The problem you have is that in that last circuit above, there's nothing to set the potential of node B! Node B is literally free to set its own potential, as long as it's above A. Let me make another guess; if you touched that non-inverting pin with your finger, you'd see the output at C flapping up and down wildy, as your own body couples the noise of the entire universe onto that pin, because there's nobody else around to say otherwise! Read my answer to the question "Has anyone measured what a high-impedance pin looks like?", to understand this concept.
To answer your question directly, the reason the diode causes the behaviour you observed, is not really due to the diode, it's more a result of the idiosyncrasies of the particular op-amp you use under the condition where its non-inverting input is effectively floating.
We know that team B can win the battle for control of node B when it "pulls up" beyond A, but it never does this. In its current configuration, no member of team B ever pulls or pushes B anywhere. How do we prevent this state where node B is "floating"? One way:
A new member R1 is part of team B, now, gently tugging node B towards zero volts potential. Ultimately team B loses, if ever \$V_A\$ rises above zero, but wins otherwise. Node B is never floating, and will not suffer the fate described in that answer I linked to.
Now \$V_B=V_A\$ when \$V_A > 0\$, but \$V_B=0V\$ when \$V_A < 0\$.
If I put a sinusoidal source to control \$V_A\$, as you did, we can simulate this:
The input, \$V_A\$, is blue, and \$V_B\$ is shown in orange. This is a half-wave rectifier.

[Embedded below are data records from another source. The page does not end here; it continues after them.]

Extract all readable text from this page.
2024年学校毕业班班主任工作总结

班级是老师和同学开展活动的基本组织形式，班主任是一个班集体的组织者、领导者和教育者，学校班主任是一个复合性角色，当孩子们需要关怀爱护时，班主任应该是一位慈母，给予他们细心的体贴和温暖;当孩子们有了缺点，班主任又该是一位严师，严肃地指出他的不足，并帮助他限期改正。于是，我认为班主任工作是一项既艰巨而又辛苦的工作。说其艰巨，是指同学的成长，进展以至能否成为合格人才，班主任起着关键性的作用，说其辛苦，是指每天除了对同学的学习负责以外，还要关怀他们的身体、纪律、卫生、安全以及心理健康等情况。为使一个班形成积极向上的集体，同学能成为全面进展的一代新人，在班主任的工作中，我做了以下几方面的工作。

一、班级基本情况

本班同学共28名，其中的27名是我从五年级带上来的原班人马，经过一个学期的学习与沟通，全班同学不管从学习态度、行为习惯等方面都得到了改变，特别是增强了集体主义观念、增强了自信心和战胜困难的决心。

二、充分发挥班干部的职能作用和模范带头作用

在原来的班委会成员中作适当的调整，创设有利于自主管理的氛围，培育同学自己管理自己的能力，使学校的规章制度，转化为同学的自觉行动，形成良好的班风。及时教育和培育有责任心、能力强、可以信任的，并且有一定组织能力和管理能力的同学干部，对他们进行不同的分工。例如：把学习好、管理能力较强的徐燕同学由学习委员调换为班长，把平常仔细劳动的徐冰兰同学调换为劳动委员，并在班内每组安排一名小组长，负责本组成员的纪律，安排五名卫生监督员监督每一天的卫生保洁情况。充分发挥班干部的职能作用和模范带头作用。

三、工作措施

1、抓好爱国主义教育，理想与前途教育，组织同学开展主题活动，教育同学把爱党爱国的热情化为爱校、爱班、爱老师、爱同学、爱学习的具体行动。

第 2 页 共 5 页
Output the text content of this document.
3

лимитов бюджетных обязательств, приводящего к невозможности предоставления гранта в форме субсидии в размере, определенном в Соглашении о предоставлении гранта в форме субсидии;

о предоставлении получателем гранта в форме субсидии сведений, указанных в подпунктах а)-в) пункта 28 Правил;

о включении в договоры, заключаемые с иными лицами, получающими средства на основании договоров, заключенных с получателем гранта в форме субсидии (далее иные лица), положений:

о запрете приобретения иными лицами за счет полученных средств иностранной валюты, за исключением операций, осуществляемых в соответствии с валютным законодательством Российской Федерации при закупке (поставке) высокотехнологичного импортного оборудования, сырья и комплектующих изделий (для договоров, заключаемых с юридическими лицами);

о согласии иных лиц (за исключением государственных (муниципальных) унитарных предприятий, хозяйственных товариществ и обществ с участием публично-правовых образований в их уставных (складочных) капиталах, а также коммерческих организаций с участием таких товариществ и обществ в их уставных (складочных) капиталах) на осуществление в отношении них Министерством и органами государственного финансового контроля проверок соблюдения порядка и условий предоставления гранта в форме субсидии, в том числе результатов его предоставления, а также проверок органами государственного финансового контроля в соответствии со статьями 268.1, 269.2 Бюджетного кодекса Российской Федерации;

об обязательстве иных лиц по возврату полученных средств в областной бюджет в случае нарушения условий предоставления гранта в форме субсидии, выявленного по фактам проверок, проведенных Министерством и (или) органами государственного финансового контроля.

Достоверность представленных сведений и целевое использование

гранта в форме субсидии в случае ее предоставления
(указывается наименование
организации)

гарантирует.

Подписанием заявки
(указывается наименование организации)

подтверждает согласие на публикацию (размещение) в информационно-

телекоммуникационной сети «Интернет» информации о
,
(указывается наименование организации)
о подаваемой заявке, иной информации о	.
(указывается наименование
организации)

The moral of this whole story is: never create a situation in which an input may be "floating", unless you know that it's safe to do so. For an op-amp it is usually not safe to do so.
I tried it with two op-amps (081 and 741), with two diode directions and 1 V DC input voltage source.
Apparently the 081 input bias currents are outgoing and create a large drop across the so-connected (backward-biased) diode, hence the positive voltage at the output.
simulate this circuit – Schematic created using CircuitLab
Conversely, the 741's input bias currents are inbound and the output voltage is negative when the diode is reversed (backward-biased).